Search code examples
numpybroadcasting

Numpy array changes shape when accessing with indices


I have a small matrix A with dimensions MxNxO

I have a large matrix B with dimensions KxMxNxP, with P>O

I have a vector ind of indices of dimension Ox1

I want to do:

B[1,:,:,ind] = A

But, the lefthand of my equation

 B[1,:,:,ind].shape

is of dimension Ox1xMxN and therefore I can not broadcast A (MxNxO) into it.

Why does accessing B in this way change the dimensions of the left side? How can I easily achieve my goal?
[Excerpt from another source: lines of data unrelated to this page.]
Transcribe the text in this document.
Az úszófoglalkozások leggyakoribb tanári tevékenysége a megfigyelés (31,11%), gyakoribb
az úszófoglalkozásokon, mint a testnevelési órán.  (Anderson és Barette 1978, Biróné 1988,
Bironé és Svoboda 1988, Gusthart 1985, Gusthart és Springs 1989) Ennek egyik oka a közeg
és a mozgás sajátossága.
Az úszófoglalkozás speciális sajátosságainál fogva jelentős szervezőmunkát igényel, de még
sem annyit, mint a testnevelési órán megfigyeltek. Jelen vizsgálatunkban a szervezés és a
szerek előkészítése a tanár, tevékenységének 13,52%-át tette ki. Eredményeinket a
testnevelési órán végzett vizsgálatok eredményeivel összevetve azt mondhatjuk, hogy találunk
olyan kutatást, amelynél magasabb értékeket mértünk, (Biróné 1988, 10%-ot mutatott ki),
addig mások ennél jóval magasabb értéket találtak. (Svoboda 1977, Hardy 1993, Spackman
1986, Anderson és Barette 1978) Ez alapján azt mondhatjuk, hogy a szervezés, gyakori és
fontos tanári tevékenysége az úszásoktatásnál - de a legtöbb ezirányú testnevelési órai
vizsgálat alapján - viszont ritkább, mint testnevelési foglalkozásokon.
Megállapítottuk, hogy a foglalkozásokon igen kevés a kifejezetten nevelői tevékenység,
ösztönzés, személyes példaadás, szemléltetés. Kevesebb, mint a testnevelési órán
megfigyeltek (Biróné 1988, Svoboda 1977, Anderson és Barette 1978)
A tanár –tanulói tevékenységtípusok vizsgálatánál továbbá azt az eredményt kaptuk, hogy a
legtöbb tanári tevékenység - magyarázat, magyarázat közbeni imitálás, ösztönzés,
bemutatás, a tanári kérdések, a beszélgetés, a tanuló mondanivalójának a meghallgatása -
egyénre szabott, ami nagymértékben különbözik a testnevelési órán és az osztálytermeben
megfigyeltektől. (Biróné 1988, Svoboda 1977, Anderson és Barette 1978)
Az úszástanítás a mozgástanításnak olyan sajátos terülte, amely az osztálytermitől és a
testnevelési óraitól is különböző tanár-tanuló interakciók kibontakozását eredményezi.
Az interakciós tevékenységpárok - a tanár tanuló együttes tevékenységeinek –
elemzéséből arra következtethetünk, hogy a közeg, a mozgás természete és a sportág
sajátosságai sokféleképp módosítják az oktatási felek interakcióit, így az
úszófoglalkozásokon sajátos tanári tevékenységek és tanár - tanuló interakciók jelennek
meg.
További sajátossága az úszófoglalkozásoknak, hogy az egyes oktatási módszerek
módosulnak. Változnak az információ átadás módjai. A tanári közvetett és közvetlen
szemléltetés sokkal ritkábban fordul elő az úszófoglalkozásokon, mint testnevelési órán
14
Thanks


Solution

  • There's a feature, if not a bug, that when slices are mixed in the middle of advanced indexing, the sliced dimensions are put at the end.

    Thus for example:

    In [204]: B = np.zeros((2,3,4,5),int)
    In [205]: ind=[0,1,2,3,4]
    In [206]: B[1,:,:,ind].shape
    Out[206]: (5, 3, 4)
    

    The 3,4 dimensions have been placed after the ind, 5.

    We can get around that by indexing first with 1, and then the rest:

    In [207]: B[1][:,:,ind].shape
    Out[207]: (3, 4, 5)
    In [208]: B[1][:,:,ind] = np.arange(3*4*5).reshape(3,4,5)
    In [209]: B[1]
    Out[209]: 
    array([[[ 0,  1,  2,  3,  4],
            [ 5,  6,  7,  8,  9],
            [10, 11, 12, 13, 14],
            [15, 16, 17, 18, 19]],
    
           [[20, 21, 22, 23, 24],
            [25, 26, 27, 28, 29],
            [30, 31, 32, 33, 34],
            [35, 36, 37, 38, 39]],
    
           [[40, 41, 42, 43, 44],
            [45, 46, 47, 48, 49],
            [50, 51, 52, 53, 54],
            [55, 56, 57, 58, 59]]])
    

    This only works when that first index is a scalar. If it too were a list (or array), we'd get an intermediate copy, and couldn't set the value like this.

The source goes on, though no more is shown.